His department also designed the original terminal building at Bristol Airport, which opened in 1957. The design prioritised functionalism and included a concourse with a convex curved roof and contemporary interior color schemes. Other notable public buildings designed under his leadership included the River Police Station at The Grove (1954) and various clinics, fire stations, and libraries.

== Public service ==
Meredith contributed to national building policy during World War II as a professional member of a Ministry of Works consultative standards body concerned with standardisation in building components and fittings. By 1940, Meredith was serving in a national professional capacity within the Royal Institute of British Architects' governance, being listed among those connected with the Institute's Council in contemporary reporting.
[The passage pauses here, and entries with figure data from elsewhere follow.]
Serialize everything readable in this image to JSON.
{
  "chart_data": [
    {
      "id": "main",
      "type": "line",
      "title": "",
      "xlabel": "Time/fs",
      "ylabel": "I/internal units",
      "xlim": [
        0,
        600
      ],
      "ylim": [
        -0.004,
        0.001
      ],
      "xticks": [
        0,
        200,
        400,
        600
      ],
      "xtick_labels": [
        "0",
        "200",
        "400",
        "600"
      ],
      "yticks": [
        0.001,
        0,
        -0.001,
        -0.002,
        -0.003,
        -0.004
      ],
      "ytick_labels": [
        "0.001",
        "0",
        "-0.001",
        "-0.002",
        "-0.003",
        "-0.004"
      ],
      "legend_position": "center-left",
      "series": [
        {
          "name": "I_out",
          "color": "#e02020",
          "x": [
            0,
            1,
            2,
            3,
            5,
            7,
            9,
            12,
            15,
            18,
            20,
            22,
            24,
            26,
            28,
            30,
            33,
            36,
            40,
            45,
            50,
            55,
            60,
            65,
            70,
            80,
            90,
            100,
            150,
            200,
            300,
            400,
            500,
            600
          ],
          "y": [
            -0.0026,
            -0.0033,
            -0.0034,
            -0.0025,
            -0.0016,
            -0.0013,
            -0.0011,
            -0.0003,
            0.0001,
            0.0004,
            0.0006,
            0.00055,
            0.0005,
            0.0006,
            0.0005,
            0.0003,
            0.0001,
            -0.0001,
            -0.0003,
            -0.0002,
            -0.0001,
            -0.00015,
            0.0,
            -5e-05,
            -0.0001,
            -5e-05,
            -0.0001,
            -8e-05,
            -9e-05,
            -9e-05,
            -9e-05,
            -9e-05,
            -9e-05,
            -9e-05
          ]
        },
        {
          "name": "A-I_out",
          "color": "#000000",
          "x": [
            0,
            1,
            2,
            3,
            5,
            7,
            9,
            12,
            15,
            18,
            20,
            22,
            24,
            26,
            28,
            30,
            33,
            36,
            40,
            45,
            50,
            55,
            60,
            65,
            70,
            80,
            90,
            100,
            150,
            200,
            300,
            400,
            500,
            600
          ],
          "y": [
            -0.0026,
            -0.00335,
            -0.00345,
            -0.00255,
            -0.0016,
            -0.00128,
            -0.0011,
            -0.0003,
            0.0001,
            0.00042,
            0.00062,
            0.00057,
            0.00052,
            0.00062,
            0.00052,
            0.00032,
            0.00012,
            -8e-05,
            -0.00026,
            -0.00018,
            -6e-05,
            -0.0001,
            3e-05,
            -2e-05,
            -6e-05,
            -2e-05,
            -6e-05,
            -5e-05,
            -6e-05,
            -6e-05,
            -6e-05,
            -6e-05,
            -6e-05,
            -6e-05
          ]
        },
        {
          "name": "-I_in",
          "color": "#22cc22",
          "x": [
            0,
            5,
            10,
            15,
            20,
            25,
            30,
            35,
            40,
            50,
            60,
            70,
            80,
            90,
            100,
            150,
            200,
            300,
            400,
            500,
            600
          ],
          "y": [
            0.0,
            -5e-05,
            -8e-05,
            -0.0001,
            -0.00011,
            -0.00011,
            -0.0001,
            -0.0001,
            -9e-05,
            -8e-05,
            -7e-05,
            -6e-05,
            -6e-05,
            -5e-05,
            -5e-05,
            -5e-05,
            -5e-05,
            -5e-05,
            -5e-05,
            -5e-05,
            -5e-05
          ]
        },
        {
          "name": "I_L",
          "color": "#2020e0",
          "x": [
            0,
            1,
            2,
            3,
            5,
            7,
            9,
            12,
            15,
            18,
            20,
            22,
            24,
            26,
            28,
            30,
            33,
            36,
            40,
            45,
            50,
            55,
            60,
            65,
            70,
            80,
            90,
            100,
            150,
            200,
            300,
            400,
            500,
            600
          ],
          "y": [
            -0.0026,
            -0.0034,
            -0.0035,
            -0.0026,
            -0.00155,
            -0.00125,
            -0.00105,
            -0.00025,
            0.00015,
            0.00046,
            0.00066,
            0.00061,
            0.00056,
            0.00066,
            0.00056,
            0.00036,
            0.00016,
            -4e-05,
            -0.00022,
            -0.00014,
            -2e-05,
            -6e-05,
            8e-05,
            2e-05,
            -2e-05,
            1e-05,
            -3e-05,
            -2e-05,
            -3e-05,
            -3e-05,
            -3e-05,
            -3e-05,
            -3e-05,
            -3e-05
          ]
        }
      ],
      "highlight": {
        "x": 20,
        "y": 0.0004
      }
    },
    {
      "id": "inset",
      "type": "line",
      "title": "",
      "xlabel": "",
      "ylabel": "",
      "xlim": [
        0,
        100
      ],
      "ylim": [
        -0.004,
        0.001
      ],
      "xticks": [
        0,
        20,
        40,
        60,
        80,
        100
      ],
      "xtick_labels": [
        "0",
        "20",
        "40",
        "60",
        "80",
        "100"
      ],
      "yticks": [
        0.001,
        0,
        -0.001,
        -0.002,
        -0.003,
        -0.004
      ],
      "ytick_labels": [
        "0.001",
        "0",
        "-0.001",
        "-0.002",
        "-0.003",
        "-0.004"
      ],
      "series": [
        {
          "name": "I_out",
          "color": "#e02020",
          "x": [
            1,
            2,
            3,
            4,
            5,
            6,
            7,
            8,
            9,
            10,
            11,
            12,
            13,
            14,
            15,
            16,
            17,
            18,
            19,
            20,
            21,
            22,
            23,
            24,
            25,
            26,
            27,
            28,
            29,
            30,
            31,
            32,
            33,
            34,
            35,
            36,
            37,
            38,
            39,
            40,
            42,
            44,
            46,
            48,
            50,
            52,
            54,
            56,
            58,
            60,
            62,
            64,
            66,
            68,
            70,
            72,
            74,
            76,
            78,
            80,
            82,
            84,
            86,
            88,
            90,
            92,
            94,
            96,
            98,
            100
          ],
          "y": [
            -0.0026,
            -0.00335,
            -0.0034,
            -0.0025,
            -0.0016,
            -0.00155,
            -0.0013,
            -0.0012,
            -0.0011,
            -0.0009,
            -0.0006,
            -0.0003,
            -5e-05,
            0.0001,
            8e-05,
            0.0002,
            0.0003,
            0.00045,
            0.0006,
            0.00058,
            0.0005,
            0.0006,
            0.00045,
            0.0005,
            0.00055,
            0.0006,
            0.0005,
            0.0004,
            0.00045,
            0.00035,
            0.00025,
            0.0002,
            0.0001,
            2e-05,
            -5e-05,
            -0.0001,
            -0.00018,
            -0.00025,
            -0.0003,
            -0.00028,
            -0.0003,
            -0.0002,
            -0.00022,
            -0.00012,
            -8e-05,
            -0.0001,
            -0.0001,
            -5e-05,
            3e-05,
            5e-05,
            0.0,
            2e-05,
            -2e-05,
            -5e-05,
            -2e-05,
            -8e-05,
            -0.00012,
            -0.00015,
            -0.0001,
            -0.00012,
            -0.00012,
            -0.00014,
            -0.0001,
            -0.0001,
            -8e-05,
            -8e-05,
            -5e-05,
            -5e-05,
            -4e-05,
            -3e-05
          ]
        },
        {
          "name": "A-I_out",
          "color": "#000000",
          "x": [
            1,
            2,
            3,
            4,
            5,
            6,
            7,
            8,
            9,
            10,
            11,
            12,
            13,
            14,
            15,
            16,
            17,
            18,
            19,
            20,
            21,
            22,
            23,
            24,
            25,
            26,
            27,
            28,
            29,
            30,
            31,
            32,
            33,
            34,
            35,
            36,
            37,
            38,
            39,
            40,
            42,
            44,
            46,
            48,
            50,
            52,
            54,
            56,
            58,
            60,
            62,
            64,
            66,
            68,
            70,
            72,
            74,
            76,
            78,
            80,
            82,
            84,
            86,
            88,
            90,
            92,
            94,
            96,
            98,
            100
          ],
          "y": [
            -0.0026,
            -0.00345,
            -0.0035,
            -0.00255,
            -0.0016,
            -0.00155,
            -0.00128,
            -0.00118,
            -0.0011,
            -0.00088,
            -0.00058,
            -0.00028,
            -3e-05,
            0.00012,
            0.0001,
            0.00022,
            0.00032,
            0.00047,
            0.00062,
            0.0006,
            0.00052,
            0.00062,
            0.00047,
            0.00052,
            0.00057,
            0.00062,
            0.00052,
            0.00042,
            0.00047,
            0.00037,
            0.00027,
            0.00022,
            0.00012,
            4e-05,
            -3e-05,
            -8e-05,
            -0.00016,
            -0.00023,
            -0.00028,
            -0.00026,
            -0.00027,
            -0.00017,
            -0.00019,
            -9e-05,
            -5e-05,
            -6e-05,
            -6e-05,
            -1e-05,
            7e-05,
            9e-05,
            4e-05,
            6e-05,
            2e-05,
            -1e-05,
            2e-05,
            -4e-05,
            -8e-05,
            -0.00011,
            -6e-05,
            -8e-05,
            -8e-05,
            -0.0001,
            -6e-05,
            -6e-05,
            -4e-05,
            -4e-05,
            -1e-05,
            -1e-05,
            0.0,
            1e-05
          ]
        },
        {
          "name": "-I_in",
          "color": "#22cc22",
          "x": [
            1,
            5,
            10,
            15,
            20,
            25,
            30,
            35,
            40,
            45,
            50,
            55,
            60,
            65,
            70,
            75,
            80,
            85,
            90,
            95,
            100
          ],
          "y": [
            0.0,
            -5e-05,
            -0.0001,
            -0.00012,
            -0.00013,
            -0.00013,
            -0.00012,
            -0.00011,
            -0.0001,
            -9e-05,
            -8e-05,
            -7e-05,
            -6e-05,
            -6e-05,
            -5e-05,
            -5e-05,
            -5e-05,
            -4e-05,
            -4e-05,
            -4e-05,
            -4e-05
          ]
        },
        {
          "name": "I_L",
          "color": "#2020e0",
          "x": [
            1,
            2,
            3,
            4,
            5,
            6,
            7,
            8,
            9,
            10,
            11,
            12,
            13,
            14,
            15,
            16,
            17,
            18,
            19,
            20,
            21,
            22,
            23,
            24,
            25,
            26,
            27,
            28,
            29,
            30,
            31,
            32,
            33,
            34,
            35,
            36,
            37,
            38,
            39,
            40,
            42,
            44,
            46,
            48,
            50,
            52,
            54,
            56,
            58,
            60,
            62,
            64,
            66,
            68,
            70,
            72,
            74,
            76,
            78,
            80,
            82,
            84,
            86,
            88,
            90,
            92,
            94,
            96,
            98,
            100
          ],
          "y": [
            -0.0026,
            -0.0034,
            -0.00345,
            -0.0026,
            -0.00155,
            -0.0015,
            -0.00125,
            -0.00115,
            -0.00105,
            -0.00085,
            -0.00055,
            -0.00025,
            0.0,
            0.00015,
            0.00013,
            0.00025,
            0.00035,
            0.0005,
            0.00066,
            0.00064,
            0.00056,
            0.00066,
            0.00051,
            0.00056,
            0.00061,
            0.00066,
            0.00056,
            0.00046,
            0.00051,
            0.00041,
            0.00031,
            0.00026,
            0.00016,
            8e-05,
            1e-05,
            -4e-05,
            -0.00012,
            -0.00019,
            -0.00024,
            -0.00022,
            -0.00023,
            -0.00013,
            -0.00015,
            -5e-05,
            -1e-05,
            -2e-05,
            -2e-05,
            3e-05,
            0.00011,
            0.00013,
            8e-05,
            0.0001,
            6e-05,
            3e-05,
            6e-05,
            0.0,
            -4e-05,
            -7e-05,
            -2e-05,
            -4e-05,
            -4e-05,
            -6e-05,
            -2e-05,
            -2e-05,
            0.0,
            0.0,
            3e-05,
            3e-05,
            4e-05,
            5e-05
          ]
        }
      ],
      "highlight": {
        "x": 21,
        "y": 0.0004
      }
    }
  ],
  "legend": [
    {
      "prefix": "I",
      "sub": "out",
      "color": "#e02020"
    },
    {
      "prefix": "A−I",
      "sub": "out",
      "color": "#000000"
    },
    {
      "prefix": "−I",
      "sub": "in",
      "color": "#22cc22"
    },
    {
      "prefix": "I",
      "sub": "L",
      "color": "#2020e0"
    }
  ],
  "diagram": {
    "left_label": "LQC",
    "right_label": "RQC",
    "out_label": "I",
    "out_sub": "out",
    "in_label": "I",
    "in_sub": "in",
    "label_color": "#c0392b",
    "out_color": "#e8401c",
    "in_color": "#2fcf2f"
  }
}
Meredith was known for his interest in "good manners in architecture" and the integration of buildings with their environment. He was an advocate for smoke abatement, arguing in 1948 for the use of smokeless fuels and district heating to protect public health and building fabrics. He also influenced the visual landscape of the city through color. Notably, he campaigned for the Clifton Suspension Bridge to be painted silver-grey, arguing it was a "bright, clean, cheerful yet restful colour", a change that was implemented in the late 1950s.

He retired in October 1957 and was succeeded by his deputy, Albert H. Clarke. Upon his retirement, he was credited with establishing a departmental atmosphere likened to a "family firm", characterised by long-serving staff and personal cooperation.

== Personal life ==
Meredith was married and had two children. His son, Bernard Nelson Meredith, also became an architect and won the Grand Prize at the Royal Academy Architectural School in 1954. His daughter, Hope Meredith, was an actress and broadcaster. In his private life, Meredith was an amateur painter and sketch artist.

He was appointed an Officer of the Order of the British Empire in the 1958 New Year Honours for his services to architecture and municipal housing. J. Nelson Meredith died on 18 January 1971 at the age of 78, at 2, Penavon, The Promenade in Clifton.